By 1817 the institution was known as 'Homerton Academy Society' and then 'Homerton College Society'. For a time, it was affiliated to the University of London, but after the transfer of its theological teaching to New College London in 1850, Homerton was re-founded by the Congregational Board of Education for the training of teachers, both men and women, for elementary schools. A famous philanthropic industrialist, dissenter and statesman, Samuel Morley MP, played a key role, overseeing the extension and rebuilding of the College.

 

In 1894 the College moved to Cambridge under Principal John Horobin, to escape the industrialising East End. It acquired the buildings of former Cavendish College between Hills Road and the railway, forming the core of the College today. Almost immediately it became women-only as a mixed College was anathema to the University at that time. Vice Principal and former student, Eveline Lowe went on to become chair of London County Council and of its Education Committee in the 1930s, a staunch advocate of sexual equality. Distinguished alumnae from this period include Emily Phipps, teacher, women’s trade unionist and leading suffragist, and educationalist and social reformer Dame Leah Manning, Labour MP in the 1930s and 40s, who organised the evacuation to Britain of Basque children during the Spanish Civil War, saving hundreds of lives; a public square is named after her in Bilbao.
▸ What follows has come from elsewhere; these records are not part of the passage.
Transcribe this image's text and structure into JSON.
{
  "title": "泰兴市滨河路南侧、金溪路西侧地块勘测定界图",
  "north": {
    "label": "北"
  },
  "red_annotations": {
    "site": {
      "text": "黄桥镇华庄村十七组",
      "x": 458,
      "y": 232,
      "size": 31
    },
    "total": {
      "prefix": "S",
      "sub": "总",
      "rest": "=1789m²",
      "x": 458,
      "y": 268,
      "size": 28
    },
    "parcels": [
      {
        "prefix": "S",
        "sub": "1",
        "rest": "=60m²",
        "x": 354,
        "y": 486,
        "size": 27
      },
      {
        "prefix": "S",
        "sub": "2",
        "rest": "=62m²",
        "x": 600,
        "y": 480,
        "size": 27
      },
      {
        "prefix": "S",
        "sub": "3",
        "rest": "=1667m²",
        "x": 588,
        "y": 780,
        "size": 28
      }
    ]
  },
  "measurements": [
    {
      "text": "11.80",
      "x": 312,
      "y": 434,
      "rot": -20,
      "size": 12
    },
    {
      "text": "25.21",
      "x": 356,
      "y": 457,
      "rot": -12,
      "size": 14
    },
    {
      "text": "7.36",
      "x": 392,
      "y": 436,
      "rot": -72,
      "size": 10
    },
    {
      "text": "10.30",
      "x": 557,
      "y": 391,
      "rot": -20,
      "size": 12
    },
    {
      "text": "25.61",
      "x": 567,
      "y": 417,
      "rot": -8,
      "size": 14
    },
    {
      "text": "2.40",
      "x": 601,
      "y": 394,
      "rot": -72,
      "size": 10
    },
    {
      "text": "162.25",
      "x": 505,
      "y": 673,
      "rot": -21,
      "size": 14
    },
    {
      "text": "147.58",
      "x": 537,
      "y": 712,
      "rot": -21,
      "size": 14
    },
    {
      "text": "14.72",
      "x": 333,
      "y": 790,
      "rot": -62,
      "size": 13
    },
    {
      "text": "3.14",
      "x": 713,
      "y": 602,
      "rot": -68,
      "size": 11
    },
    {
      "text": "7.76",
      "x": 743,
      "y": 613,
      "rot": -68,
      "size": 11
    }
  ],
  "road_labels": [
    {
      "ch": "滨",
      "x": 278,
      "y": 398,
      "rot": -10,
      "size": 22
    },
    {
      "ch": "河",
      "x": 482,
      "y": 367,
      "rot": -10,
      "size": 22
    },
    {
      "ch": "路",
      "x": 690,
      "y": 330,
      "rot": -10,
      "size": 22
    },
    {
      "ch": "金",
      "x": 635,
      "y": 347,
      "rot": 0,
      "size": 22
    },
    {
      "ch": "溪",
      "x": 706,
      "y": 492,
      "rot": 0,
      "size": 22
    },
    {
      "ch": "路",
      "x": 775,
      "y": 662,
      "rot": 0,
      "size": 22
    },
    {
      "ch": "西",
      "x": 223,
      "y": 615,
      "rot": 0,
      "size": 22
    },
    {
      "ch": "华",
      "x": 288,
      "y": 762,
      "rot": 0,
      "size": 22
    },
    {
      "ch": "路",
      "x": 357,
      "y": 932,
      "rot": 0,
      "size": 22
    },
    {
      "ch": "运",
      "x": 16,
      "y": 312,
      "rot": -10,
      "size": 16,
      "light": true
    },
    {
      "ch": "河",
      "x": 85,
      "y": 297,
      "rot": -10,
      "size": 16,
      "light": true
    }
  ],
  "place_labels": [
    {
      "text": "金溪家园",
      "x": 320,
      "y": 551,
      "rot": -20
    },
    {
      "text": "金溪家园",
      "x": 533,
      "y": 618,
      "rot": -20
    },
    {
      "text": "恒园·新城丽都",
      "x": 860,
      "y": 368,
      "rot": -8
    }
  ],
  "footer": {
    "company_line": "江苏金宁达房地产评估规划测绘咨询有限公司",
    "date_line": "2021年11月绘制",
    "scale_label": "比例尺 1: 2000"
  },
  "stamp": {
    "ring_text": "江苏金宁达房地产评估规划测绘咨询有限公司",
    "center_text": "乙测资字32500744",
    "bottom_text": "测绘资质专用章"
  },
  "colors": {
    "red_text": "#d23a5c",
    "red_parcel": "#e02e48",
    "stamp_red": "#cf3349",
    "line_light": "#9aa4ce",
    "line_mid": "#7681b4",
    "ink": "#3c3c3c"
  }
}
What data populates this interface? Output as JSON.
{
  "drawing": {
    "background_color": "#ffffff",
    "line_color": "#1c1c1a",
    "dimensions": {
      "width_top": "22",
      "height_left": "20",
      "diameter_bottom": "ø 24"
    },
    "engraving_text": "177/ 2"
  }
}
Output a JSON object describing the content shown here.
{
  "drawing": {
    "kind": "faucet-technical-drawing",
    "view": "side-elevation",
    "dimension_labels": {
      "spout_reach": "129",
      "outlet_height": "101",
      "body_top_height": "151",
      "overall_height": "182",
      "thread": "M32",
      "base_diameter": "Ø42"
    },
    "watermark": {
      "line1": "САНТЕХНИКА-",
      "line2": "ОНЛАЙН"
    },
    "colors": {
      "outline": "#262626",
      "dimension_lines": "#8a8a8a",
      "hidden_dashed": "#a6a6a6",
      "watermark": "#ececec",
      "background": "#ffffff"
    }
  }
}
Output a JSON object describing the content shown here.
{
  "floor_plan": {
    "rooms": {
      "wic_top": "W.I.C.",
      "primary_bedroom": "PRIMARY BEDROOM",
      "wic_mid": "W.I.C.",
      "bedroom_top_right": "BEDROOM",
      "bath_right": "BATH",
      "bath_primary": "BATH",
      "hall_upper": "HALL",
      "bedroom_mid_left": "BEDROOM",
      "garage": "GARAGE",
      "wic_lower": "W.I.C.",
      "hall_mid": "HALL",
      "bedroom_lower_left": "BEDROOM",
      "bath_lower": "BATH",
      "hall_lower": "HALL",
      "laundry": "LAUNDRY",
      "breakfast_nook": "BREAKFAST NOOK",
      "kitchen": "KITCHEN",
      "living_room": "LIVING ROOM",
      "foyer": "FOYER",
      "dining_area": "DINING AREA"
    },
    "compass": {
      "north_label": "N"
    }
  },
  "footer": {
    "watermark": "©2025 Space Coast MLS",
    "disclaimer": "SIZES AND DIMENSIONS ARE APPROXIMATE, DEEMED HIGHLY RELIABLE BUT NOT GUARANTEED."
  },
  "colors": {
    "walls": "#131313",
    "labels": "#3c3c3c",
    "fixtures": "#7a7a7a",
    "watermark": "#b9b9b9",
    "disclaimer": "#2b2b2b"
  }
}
Mary Allan as Principal 1903-35, followed by Alice Skillicorn 1935-60, over half a century steadily built strong academic links with the University. To accommodate growth of student numbers, after the Second World War, the new Queen’s Wing was built. Its entrance was embellished by a new coat of arms, endorsed by the Royal College of Arms in 1954, and the building opened by H.M. the Queen Mother in 1957.

 

 

Principals Dame Beryl Paston-Brown and Alison Shrubsole in the 1960s and 1970s, negotiated ever more formal working relationships with the University, where mixed residential colleges were at last permitted. In 1976 Homerton once again admitted men and gained recognition as an 'Approved Society' of the University of Cambridge. Students taking the Bachelor of Education degree now read for the Education Tripos, following subject-specific modules alongside other Cambridge undergraduates, taking a full and active part in university life, and emerging as Cambridge graduates.

 

From the 1990s Homerton, a massive refurbishment and rebuilding occurred under the leadership of Principal Kate Pretty CBE. In 2001 it converged with the University, diversifying to cover a range of academic subjects offered by the University and adding a post-graduate research community. A submission for full collegiate status was then granted, and Homerton was awarded a Royal Charter as a self-governing college of the University of Cambridge in 2010. Professor Geoff Ward, was appointed Principal in 2013 and the College continued to expand its offering to undergraduates, now recruiting to all Tripos subjects from Anglo-Saxon to Zoology, including Clinical Medicine, Veterinary Medicine and Architecture. Its beautiful gardens and extensive site have continued to be enlarged and developed in the last decade with extensive accommodation for postgraduate researchers and their families, with impressive new sports facilities in the near vicinity and boathouse on the river. Our most recent addition is a striking and architecturally innovative dining hall (opening early 2022), with a library extension and new Porters’ Lodge planned for the Hills Road entrance.